What is Inference infra in AI?
Lower-level systems work optimizing how trained models actually run on GPUs: scheduling, custom kernels, paged attention, speculative decoding. Primary AI lifecycle stage: serving infrastructure.
How many AI roles reference Inference infra right now?
2,740 active AI roles across 208 companies in our index reference Inference infra as of today.
Which companies are hiring for Inference infra roles?

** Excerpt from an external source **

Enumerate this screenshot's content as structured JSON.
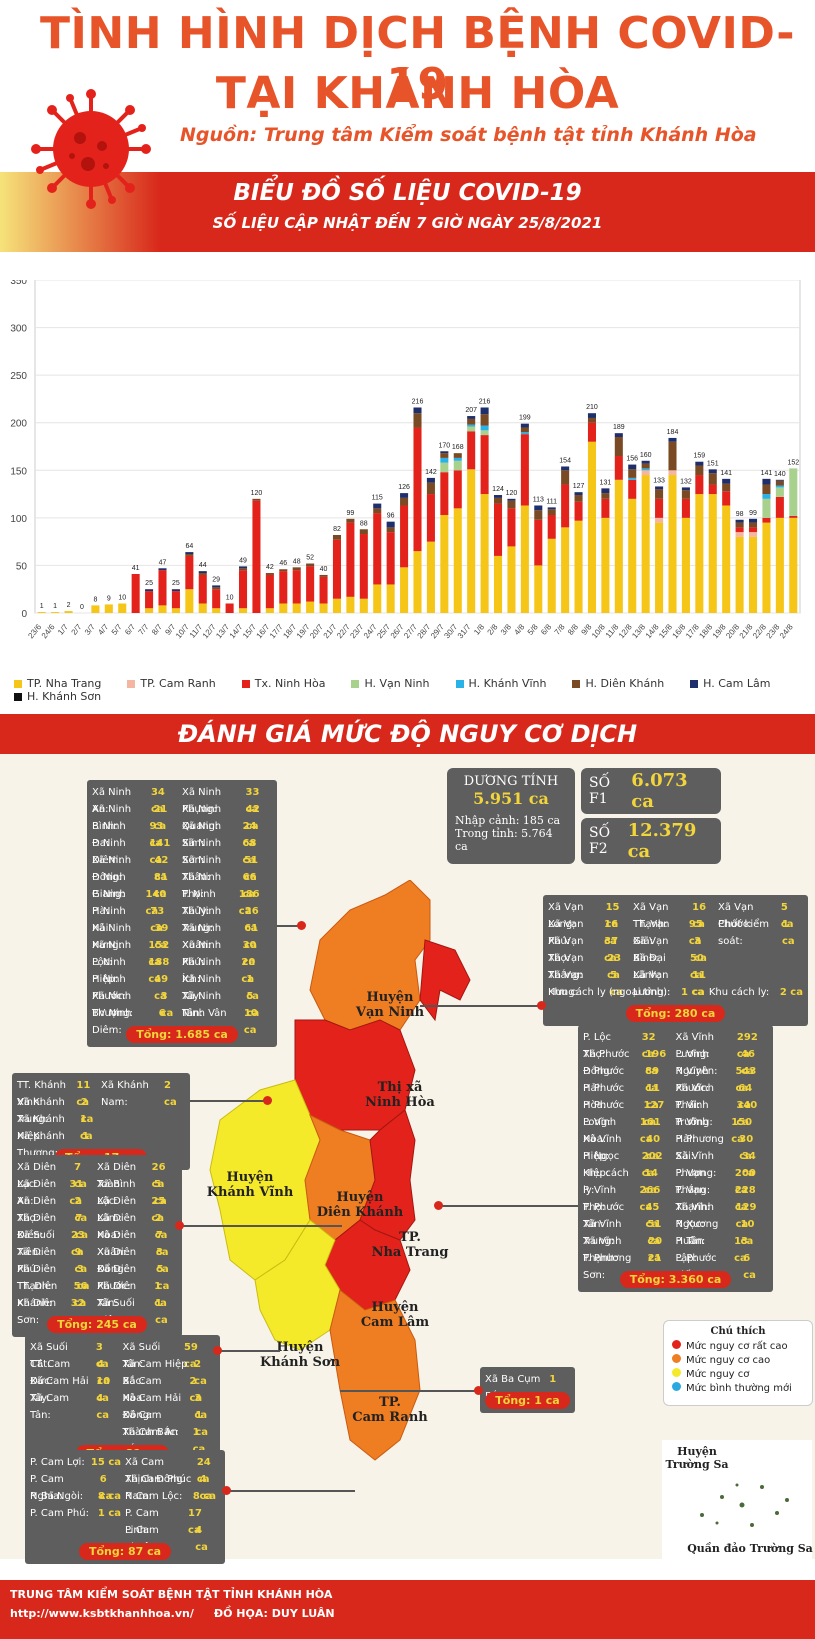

The companies with the most active Inference infra listings are: Amazon (334 roles), NVIDIA (326 roles), Google (176 roles), Capital One (107 roles), Microsoft (106 roles).
What AI lifecycle stage does Inference infra belong to?
Inference infra primarily belongs to the serving infrastructure stage of the AI lifecycle. In current hiring, Inference infra roles concentrate at: serving infrastructure (59%), agents (25%).
What sectors invest most in Inference infra?
The sectors with the most active Inference infra hiring are: Big Tech, Semiconductors, Enterprise.